Tumour cells and activated T cells use the same metabolic pathways to support high rates of proliferation. Downstream of growth factor receptors in tumour cells and T-cell receptor (TCR) in activated T cells phosphatidyl inositol 3-kinase (PI3K) -mediated activation of the serine/threonine kinase Akt promotes glucose uptake – through up-regulation of Glut1 – and glycolysis, while oxidative phosphorylation (OXPHOS) is reduced. The preferential use of glycolysis over OXPHOS enables proliferating cells to produce ATP at a faster rate. Rapid glucose metabolism also enables proliferating cells to spare intermediates of the metabolic pathways for the biosynthesis of nucleotides and lipids. Akt also controls mammalian target of rapamycin (mTOR) activation, which promotes protein synthesis. Increased lipid, nucleotide and protein synthesis supports cell proliferation.

Figure 2

The mammalian target of rapamycin (mTOR) pathway regulates T-cell activation, differentiation and migration. (a) Downstream of T-cell receptor (TCR) and CD28, phosphatidyl inositol 3-kinase (PI3K) leads to activation of the serine/threonine kinase Akt, which subsequently controls mTOR activity. This signalling cascade promotes the glucose metabolism and protein synthesis necessary for T-cell activation, proliferation and differentiation into CD4⁺ T helper type 1 (Th1), Th2 and Th17 subsets.
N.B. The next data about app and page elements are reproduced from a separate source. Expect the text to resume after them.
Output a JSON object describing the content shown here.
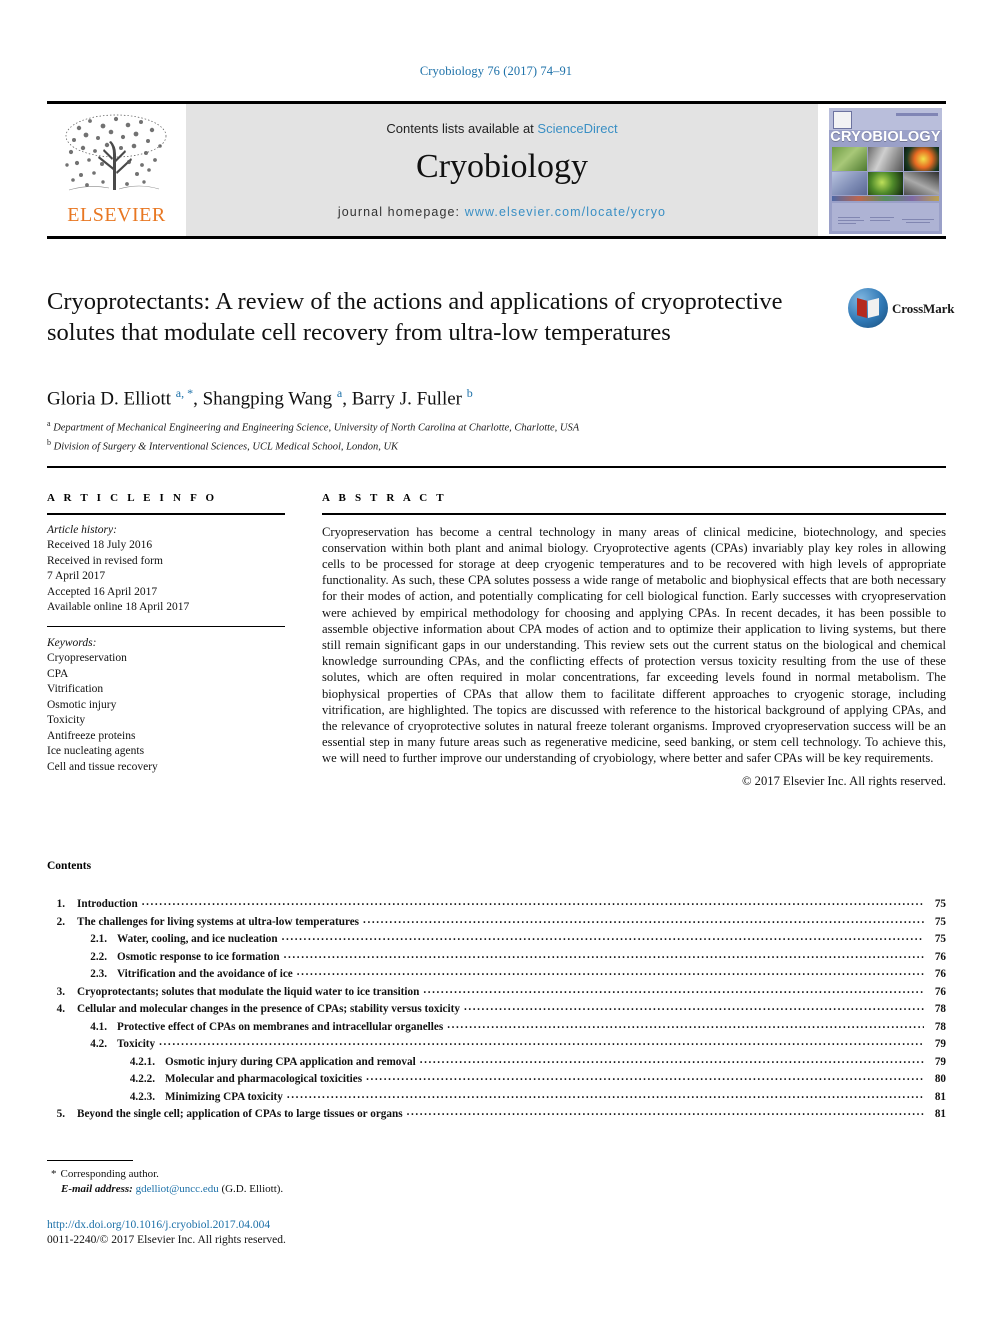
{
  "running_head": "Cryobiology 76 (2017) 74–91",
  "masthead": {
    "publisher_name": "ELSEVIER",
    "contents_prefix": "Contents lists available at ",
    "contents_link": "ScienceDirect",
    "journal_name": "Cryobiology",
    "homepage_prefix": "journal homepage: ",
    "homepage_link": "www.elsevier.com/locate/ycryo",
    "cover_title": "CRYOBIOLOGY"
  },
  "article": {
    "title": "Cryoprotectants: A review of the actions and applications of cryoprotective solutes that modulate cell recovery from ultra-low temperatures",
    "crossmark_label": "CrossMark",
    "authors_html": "Gloria D. Elliott <sup>a, *</sup>, Shangping Wang <sup>a</sup>, Barry J. Fuller <sup>b</sup>",
    "affiliations": [
      {
        "marker": "a",
        "text": "Department of Mechanical Engineering and Engineering Science, University of North Carolina at Charlotte, Charlotte, USA"
      },
      {
        "marker": "b",
        "text": "Division of Surgery & Interventional Sciences, UCL Medical School, London, UK"
      }
    ]
  },
  "article_info": {
    "heading": "A R T I C L E   I N F O",
    "history_label": "Article history:",
    "history_lines": [
      "Received 18 July 2016",
      "Received in revised form",
      "7 April 2017",
      "Accepted 16 April 2017",
      "Available online 18 April 2017"
    ],
    "keywords_label": "Keywords:",
    "keywords": [
      "Cryopreservation",
      "CPA",
      "Vitrification",
      "Osmotic injury",
      "Toxicity",
      "Antifreeze proteins",
      "Ice nucleating agents",
      "Cell and tissue recovery"
    ]
  },
  "abstract": {
    "heading": "A B S T R A C T",
    "text": "Cryopreservation has become a central technology in many areas of clinical medicine, biotechnology, and species conservation within both plant and animal biology. Cryoprotective agents (CPAs) invariably play key roles in allowing cells to be processed for storage at deep cryogenic temperatures and to be recovered with high levels of appropriate functionality. As such, these CPA solutes possess a wide range of metabolic and biophysical effects that are both necessary for their modes of action, and potentially complicating for cell biological function. Early successes with cryopreservation were achieved by empirical methodology for choosing and applying CPAs. In recent decades, it has been possible to assemble objective information about CPA modes of action and to optimize their application to living systems, but there still remain significant gaps in our understanding. This review sets out the current status on the biological and chemical knowledge surrounding CPAs, and the conflicting effects of protection versus toxicity resulting from the use of these solutes, which are often required in molar concentrations, far exceeding levels found in normal metabolism. The biophysical properties of CPAs that allow them to facilitate different approaches to cryogenic storage, including vitrification, are highlighted. The topics are discussed with reference to the historical background of applying CPAs, and the relevance of cryoprotective solutes in natural freeze tolerant organisms. Improved cryopreservation success will be an essential step in many future areas such as regenerative medicine, seed banking, or stem cell technology. To achieve this, we will need to further improve our understanding of cryobiology, where better and safer CPAs will be key requirements.",
    "copyright": "© 2017 Elsevier Inc. All rights reserved."
  },
  "contents": {
    "title": "Contents",
    "entries": [
      {
        "level": 1,
        "num": "1.",
        "label": "Introduction",
        "page": "75"
      },
      {
        "level": 1,
        "num": "2.",
        "label": "The challenges for living systems at ultra-low temperatures",
        "page": "75"
      },
      {
        "level": 2,
        "num": "2.1.",
        "label": "Water, cooling, and ice nucleation",
        "page": "75"
      },
      {
        "level": 2,
        "num": "2.2.",
        "label": "Osmotic response to ice formation",
        "page": "76"
      },
      {
        "level": 2,
        "num": "2.3.",
        "label": "Vitrification and the avoidance of ice",
        "page": "76"
      },
      {
        "level": 1,
        "num": "3.",
        "label": "Cryoprotectants; solutes that modulate the liquid water to ice transition",
        "page": "76"
      },
      {
        "level": 1,
        "num": "4.",
        "label": "Cellular and molecular changes in the presence of CPAs; stability versus toxicity",
        "page": "78"
      },
      {
        "level": 2,
        "num": "4.1.",
        "label": "Protective effect of CPAs on membranes and intracellular organelles",
        "page": "78"
      },
      {
        "level": 2,
        "num": "4.2.",
        "label": "Toxicity",
        "page": "79"
      },
      {
        "level": 3,
        "num": "4.2.1.",
        "label": "Osmotic injury during CPA application and removal",
        "page": "79"
      },
      {
        "level": 3,
        "num": "4.2.2.",
        "label": "Molecular and pharmacological toxicities",
        "page": "80"
      },
      {
        "level": 3,
        "num": "4.2.3.",
        "label": "Minimizing CPA toxicity",
        "page": "81"
      },
      {
        "level": 1,
        "num": "5.",
        "label": "Beyond the single cell; application of CPAs to large tissues or organs",
        "page": "81"
      }
    ]
  },
  "footnote": {
    "corresponding_marker": "*",
    "corresponding_text": "Corresponding author.",
    "email_label": "E-mail address:",
    "email": "gdelliot@uncc.edu",
    "email_suffix": "(G.D. Elliott)."
  },
  "doi": {
    "url": "http://dx.doi.org/10.1016/j.cryobiol.2017.04.004",
    "issn_line": "0011-2240/© 2017 Elsevier Inc. All rights reserved."
  },
  "colors": {
    "link_blue": "#1c70a8",
    "elsevier_orange": "#e87722",
    "band_gray": "#e3e3e3"
  }
}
The PI3K–Akt–mTOR axis also promotes down-regulation of secondary lymphoid organ (SLO) homing receptors CD62L, CCR7 and S1P₁. Antigen experienced T cells, therefore, home to their respective non-lymphoid tissues. (b) Inhibition of mTOR via rapamycin or genetic deletion reduces protein synthesis and T-cell proliferation, and promotes differentiation toward anergic, CD4⁺ regulatory T (Treg) cell and CD8⁺ memory cell subsets. Rapamycin-mediated inhibition of mTOR causes T effector cells to re-express CD62L and CCR7 and home to secondary lymphoid organs.